Whole Life Insurance
What is Whole Life Insurance – The Basics
Whole life insurance is permanent insurance offering coverage for your whole lifetime, that has the added benefit of building a cash value you can access for funds pre or post retirement. Whole life policies are an excellent way to protect and shelter assets so they can be passed on to future generations.
There are several ways to structure the premium payments for a whole life policy: The most common in our experience is life pay (meaning you pay premiums your entire life and when you pass away there will be a one-time payment to your listed beneficiaries), with many companies offering 20 pay where you pay premiums for 20 years and then the policy is considered “paid up”, and limited pay where you pay premiums for 10 years and the policy is considered “paid up”. Keep in mind the shorter the premium payment period the more expensive the premium will be.
Guaranteed Cash Value
One of the incredible benefits of a whole life insurance policy is that you build a guaranteed cash value over time as a portion of your deposits go to pay the cost of insurance and the rest go to build the cash value. This cash value acts as an investment like savings account that you can withdraw money from it in the form of a policy loan.
The cash value will grow tax deferred much like in a registered retirement savings plan, the big difference is when you want to withdraw that money rather than withdrawing it directly from the policy and incurring some taxable gain, you will structure the withdrawal as a policy loan therefore incurring no taxable gain and requiring no approval from a bank.
Participating vs non-Participating Policies
When setting up a whole life policy you typically have two options, participate in dividend payments or don’t. A policy that is non-participating will not receive any dividend payments from the insurance company and is essentially the discount version of a whole life policy, the premium will typically be less but the policy will also be less valuable as an asset. Think of a participating insurance policy as an investment and insurance policy wrapped in one. You will participate in the annual dividend payment of the insurance company you choose to place your policy with and will benefit from an increased cash value.
Benefits of Whole Life Insurance
1. Guaranteed Cash Value are one of the big benefits of a whole life insurance policy. The guaranteed amount will be set out at the time you put the policy in place
2. The premium payments are fixed.
3. When the policy is structured to be participating you will benefit from annual dividend payments you can use to buy paid up insurance, add to your cash value, or withdraw from the policy.
4. When you decide to retire you can withdraw the cash value by taking a policy loan from the company the policy is placed with, or by getting a third party loan secured against the cash value.
Draw Backs of Whole Life Insurance
1. Whole Life policies are more expensive than a Term Policy as the intent is at some point the policy will make a death benefit payment to your beneficiaries and, the insurance never expires.
2. These policies have many ways they can be set up and it is very important to make sure you work with your insurance expert closely to ensure the policy is set up properly to avoid taxation and work for you the way you intend it to.
3. Compared to the stock market in recent years (as of 2022) the return on a whole life policy will be relatively small.

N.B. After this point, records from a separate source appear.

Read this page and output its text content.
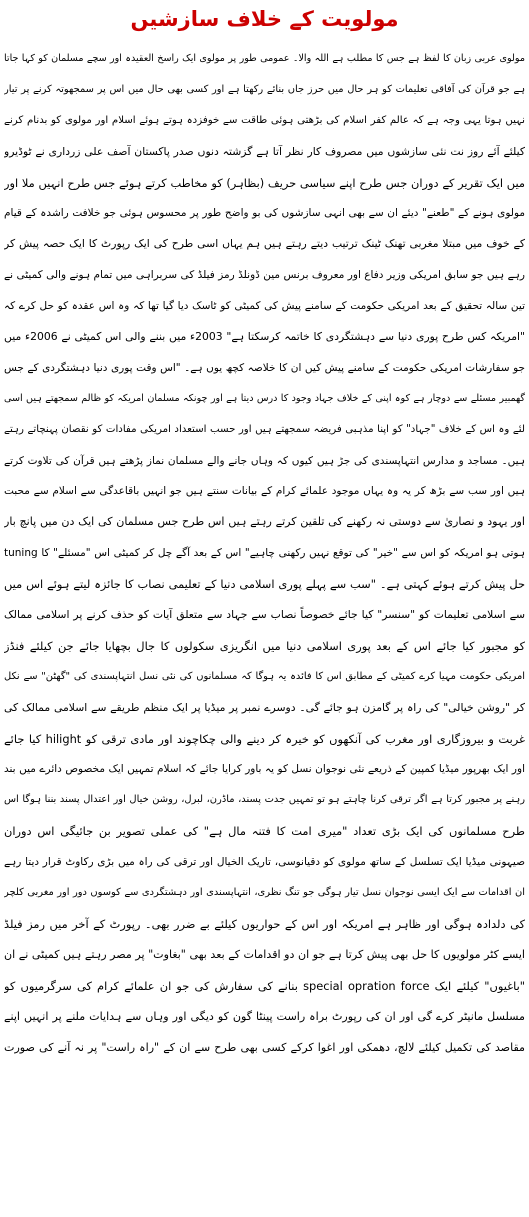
مولویت کے خلاف سازشیں
مولوی عربی زبان کا لفظ ہے جس کا مطلب ہے اللہ والا۔ عمومی طور پر مولوی ایک راسخ العقیدہ اور سچے مسلمان کو کہا جاتا
ہے جو قرآن کی آفاقی تعلیمات کو ہر حال میں حرز جاں بنائے رکھتا ہے اور کسی بھی حال میں اس پر سمجھوتہ کرنے پر تیار
نہیں ہوتا یہی وجہ ہے کہ عالم کفر اسلام کی بڑھتی ہوئی طاقت سے خوفزدہ ہوتے ہوئے اسلام اور مولوی کو بدنام کرنے
کیلئے آئے روز نت نئی سازشوں میں مصروف کار نظر آتا ہے گزشتہ دنوں صدر پاکستان آصف علی زرداری نے ٹوڈیرو
میں ایک تقریر کے دوران جس طرح اپنے سیاسی حریف (بظاہر) کو مخاطب کرتے ہوئے جس طرح انہیں ملا اور
مولوی ہونے کے "طعنے" دیئے ان سے بھی انہی سازشوں کی بو واضح طور پر محسوس ہوئی جو خلافت راشدہ کے قیام
کے خوف میں مبتلا مغربی تھنک ٹینک ترتیب دیتے رہتے ہیں ہم یہاں اسی طرح کی ایک رپورٹ کا ایک حصہ پیش کر
رہے ہیں جو سابق امریکی وزیر دفاع اور معروف برنس مین ڈونلڈ رمز فیلڈ کی سربراہی میں تمام ہونے والی کمیٹی نے
تین سالہ تحقیق کے بعد امریکی حکومت کے سامنے پیش کی کمیٹی کو ٹاسک دیا گیا تھا کہ وہ اس عقدہ کو حل کرے کہ
"امریکہ کس طرح پوری دنیا سے دہشتگردی کا خاتمہ کرسکتا ہے" 2003ء میں بننے والی اس کمیٹی نے 2006ء میں
جو سفارشات امریکی حکومت کے سامنے پیش کیں ان کا خلاصہ کچھ یوں ہے۔ "اس وقت پوری دنیا دہشتگردی کے جس
گھمبیر مسئلے سے دوچار ہے کوہ اپنی کے خلاف جہاد وجود کا درس دیتا ہے اور چونکہ مسلمان امریکہ کو ظالم سمجھتے ہیں اسی
لئے وہ اس کے خلاف "جہاد" کو اپنا مذہبی فریضہ سمجھتے ہیں اور حسب استعداد امریکی مفادات کو نقصان پہنچاتے رہتے
ہیں۔ مساجد و مدارس انتہاپسندی کی جڑ ہیں کیوں کہ وہاں جانے والے مسلمان نماز پڑھتے ہیں قرآن کی تلاوت کرتے
ہیں اور سب سے بڑھ کر یہ وہ یہاں موجود علمائے کرام کے بیانات سنتے ہیں جو انہیں باقاعدگی سے اسلام سے محبت
اور یہود و نصاریٰ سے دوستی نہ رکھنے کی تلقین کرتے رہتے ہیں اس طرح جس مسلمان کی ایک دن میں پانچ بار
tuning ہوتی ہو امریکہ کو اس سے "خیر" کی توقع نہیں رکھنی چاہیے" اس کے بعد آگے چل کر کمیٹی اس "مسئلے" کا
حل پیش کرتے ہوئے کہتی ہے۔ "سب سے پہلے پوری اسلامی دنیا کے تعلیمی نصاب کا جائزہ لیتے ہوئے اس میں
سے اسلامی تعلیمات کو "سنسر" کیا جائے خصوصاً نصاب سے جہاد سے متعلق آیات کو حذف کرنے پر اسلامی ممالک
کو مجبور کیا جائے اس کے بعد پوری اسلامی دنیا میں انگریزی سکولوں کا جال بچھایا جائے جن کیلئے فنڈز
امریکی حکومت مہیا کرے کمیٹی کے مطابق اس کا فائدہ یہ ہوگا کہ مسلمانوں کی نئی نسل انتہاپسندی کی "گھٹن" سے نکل
کر "روشن خیالی" کی راہ پر گامزن ہو جائے گی۔ دوسرے نمبر پر میڈیا پر ایک منظم طریقے سے اسلامی ممالک کی
غربت و بیروزگاری اور مغرب کی آنکھوں کو خیرہ کر دینے والی چکاچوند اور مادی ترقی کو hilight کیا جائے
اور ایک بھرپور میڈیا کمپین کے ذریعے نئی نوجوان نسل کو یہ باور کرایا جائے کہ اسلام تمہیں ایک مخصوص دائرے میں بند
رہنے پر مجبور کرتا ہے اگر ترقی کرنا چاہتے ہو تو تمہیں جدت پسند، ماڈرن، لبرل، روشن خیال اور اعتدال پسند بننا ہوگا اس
طرح مسلمانوں کی ایک بڑی تعداد "میری امت کا فتنہ مال ہے" کی عملی تصویر بن جائیگی اس دوران
صیہونی میڈیا ایک تسلسل کے ساتھ مولوی کو دقیانوسی، تاریک الخیال اور ترقی کی راہ میں بڑی رکاوٹ قرار دیتا رہے
ان اقدامات سے ایک ایسی نوجوان نسل تیار ہوگی جو تنگ نظری، انتہاپسندی اور دہشتگردی سے کوسوں دور اور مغربی کلچر
کی دلدادہ ہوگی اور ظاہر ہے امریکہ اور اس کے حواریوں کیلئے بے ضرر بھی۔ رپورٹ کے آخر میں رمز فیلڈ
ایسے کٹر مولویوں کا حل بھی پیش کرتا ہے جو ان دو اقدامات کے بعد بھی "بغاوت" پر مصر رہتے ہیں کمیٹی نے ان
"باغیوں" کیلئے ایک special opration force بنانے کی سفارش کی جو ان علمائے کرام کی سرگرمیوں کو
مسلسل مانیٹر کرے گی اور ان کی رپورٹ براہ راست پینٹا گون کو دیگی اور وہاں سے ہدایات ملنے پر انہیں اپنے
مقاصد کی تکمیل کیلئے لالچ، دھمکی اور اغوا کرکے کسی بھی طرح سے ان کے "راہ راست" پر نہ آنے کی صورت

4. Dividends are not guaranteed and change over time, if they increase this will be good for the growth of a participating policy, if they decrease this will negatively affect your cash value growth and you may not get the value out of the policy you expected.
Adding a whole life insurance policy to your portfolio can create opportunities for tax efficient income before and during retirement, but need to be reviewed carefully to ensure they are structured correctly as this is a complex product. Whole Life policies are also used to create inter-generational wealth by listing your children as beneficiaries, when you pass away the money will transfer to them on a tax-free basis. Adding a whole life insurance policy to your portfolio can be a complex strategy and is not right for everyone.